The validation.py file included in the ckanext-spatial extension contains more examples of the different types.

Remember that after registering your own validators you must specify them on the following configuration option:

ckan.spatial.validator.profiles = iso19193eden,my-validator

Harvest Metadata API

This plugin allows to access the actual harvested document via API requests. It is enabled with the following plugin:

ckan.plugins = spatial_harvest_metadata_api

(It was previously known as inspire_api)

To view the harvest objects (containing the harvested metadata) in the web interface, these controller locations are added:

  • raw XML document: /harvest/object/{id}
  • HTML representation: /harvest/object/{id}/html

Note

The old URLs are now deprecated and redirect to the previously mentioned:

  • /api/2/rest/harvestobject/<id>/xml
  • /api/2/rest/harvestobject/<id>/html

For those harvest objects that have an original document (which was transformed to ISO), this can be accessed via:

  • raw XML document: /harvest/object/{id}/original
  • HTML representation: /harvest/object/{id}/html/original

The HTML representation is created via an XSLT transformation.
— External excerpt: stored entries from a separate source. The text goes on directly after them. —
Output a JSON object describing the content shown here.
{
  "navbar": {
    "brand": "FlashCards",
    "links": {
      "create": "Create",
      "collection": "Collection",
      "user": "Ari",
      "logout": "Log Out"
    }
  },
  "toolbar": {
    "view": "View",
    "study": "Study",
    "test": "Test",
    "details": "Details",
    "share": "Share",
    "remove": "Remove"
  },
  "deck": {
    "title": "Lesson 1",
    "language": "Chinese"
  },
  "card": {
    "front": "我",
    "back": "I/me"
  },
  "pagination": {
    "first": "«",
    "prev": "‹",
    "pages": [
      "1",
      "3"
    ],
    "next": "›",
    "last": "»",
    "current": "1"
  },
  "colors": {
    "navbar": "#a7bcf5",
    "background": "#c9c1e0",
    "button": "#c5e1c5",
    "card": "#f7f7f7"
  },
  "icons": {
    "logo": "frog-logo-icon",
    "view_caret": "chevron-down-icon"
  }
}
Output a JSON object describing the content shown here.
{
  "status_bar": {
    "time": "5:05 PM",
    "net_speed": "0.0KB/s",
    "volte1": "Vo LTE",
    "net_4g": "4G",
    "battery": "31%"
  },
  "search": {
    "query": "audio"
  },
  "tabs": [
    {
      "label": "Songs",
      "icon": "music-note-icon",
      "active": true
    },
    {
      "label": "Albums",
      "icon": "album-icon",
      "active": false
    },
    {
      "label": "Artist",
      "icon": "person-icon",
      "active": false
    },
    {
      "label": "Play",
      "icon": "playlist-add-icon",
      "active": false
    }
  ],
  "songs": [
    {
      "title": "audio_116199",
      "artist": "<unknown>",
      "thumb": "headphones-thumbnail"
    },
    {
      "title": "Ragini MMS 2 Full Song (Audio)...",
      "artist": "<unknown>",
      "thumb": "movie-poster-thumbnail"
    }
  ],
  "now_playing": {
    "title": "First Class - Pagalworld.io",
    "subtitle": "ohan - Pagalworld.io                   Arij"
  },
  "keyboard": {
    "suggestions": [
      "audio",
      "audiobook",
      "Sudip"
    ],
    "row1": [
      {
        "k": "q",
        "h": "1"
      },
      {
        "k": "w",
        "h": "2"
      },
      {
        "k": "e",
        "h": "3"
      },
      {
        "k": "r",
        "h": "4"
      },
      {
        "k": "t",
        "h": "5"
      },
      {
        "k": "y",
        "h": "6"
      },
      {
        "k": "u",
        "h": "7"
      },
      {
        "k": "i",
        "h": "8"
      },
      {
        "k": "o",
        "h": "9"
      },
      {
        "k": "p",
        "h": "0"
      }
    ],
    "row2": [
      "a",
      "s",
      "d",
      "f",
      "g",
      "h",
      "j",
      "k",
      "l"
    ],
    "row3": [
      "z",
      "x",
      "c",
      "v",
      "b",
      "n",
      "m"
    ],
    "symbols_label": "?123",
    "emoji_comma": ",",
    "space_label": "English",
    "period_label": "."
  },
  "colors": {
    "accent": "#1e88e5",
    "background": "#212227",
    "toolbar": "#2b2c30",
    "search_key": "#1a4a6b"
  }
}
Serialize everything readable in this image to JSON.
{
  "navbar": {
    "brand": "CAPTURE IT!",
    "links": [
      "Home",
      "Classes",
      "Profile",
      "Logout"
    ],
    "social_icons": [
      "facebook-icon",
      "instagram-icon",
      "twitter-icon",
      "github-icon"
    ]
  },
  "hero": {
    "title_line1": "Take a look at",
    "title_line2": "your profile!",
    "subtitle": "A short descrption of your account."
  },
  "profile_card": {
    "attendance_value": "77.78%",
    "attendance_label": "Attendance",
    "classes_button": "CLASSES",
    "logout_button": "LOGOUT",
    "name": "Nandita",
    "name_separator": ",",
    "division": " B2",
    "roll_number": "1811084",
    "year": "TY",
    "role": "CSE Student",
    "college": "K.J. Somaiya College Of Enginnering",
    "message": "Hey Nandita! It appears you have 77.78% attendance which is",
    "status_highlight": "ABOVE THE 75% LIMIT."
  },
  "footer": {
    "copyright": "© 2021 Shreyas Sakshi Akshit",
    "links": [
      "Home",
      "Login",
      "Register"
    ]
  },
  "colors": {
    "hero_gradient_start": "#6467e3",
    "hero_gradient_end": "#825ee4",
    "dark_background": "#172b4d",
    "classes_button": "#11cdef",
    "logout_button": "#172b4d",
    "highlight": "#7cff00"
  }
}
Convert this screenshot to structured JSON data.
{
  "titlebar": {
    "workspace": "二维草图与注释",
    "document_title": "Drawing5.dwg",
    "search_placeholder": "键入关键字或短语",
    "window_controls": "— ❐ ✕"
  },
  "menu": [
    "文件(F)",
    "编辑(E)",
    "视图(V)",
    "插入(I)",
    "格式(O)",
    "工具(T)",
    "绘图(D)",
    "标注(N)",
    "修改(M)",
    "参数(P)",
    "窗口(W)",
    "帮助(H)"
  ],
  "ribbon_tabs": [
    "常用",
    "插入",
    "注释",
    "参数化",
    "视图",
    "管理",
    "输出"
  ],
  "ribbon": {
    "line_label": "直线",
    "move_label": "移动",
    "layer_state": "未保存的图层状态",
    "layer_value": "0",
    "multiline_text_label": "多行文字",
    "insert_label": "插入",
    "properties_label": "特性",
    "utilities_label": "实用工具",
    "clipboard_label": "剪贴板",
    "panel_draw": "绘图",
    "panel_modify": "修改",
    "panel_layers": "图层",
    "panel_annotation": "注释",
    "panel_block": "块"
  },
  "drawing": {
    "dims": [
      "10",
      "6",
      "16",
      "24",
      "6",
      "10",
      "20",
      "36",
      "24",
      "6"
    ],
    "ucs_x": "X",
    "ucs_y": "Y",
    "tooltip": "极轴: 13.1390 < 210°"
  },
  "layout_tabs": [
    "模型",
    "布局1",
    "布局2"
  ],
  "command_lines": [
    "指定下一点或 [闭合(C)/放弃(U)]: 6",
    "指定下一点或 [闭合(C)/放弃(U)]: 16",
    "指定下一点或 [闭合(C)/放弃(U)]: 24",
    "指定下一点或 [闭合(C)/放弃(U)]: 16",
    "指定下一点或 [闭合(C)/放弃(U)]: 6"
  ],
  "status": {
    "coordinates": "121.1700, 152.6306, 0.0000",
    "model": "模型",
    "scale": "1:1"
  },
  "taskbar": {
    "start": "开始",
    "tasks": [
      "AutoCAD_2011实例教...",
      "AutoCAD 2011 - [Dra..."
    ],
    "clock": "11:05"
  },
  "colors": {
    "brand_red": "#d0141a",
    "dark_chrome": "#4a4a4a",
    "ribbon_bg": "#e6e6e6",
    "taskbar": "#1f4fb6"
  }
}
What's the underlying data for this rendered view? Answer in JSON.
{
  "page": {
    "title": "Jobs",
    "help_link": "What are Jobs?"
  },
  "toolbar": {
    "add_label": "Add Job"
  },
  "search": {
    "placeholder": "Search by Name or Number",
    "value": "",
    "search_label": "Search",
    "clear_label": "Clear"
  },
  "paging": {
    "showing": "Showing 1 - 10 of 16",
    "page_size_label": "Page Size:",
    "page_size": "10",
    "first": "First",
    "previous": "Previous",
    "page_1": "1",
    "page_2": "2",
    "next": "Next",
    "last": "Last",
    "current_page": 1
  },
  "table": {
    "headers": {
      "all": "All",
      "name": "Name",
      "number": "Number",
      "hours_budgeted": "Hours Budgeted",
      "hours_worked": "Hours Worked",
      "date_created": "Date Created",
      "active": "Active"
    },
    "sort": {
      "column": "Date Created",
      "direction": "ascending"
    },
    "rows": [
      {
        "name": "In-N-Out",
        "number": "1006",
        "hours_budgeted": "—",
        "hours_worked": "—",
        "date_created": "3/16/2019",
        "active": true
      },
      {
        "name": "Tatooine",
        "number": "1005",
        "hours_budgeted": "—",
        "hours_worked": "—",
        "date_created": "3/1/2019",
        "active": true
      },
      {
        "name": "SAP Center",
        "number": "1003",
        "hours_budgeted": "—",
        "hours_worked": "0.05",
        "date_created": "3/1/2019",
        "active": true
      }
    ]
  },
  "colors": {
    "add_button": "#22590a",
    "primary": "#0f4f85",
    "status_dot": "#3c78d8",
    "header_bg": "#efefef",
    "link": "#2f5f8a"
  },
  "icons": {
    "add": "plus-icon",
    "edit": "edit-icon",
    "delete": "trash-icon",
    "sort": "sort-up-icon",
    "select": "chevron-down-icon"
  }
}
The extension provides an XSLT file that should work on ISO 19139 based documents, but if you want to use your own on your extension, you can override it using the following configuration options:

ckanext.spatial.harvest.xslt_html_content = ckanext.myext:templates/xslt/custom.xslt
ckanext.spatial.harvest.xslt_html_content_original = ckanext.myext:templates/xslt/custom2.xslt

If your project does not transform different metadata types you can ignore the second option.

Legacy harvesters

Prior to CKAN 2.0, the spatial harvesters available on this extension were based on the GEMINI2 format, an ISO19139 profile used by the UK Location Programme, and the logic for creating or updating datasets and the resulting fields were somehow adapted to the needs for this particular project. The harvesters were still generic enough and should work fine with other ISO19139 based sources, but extra care has been put to make the new harvesters more generic and robust, so these ones should only be used on existing instances:

  • gemini_csw_harvester
  • gemini_waf_harvester
  • gemini_doc_harvester

If you are using these harvesters please consider upgrading to the new versions described on the previous section.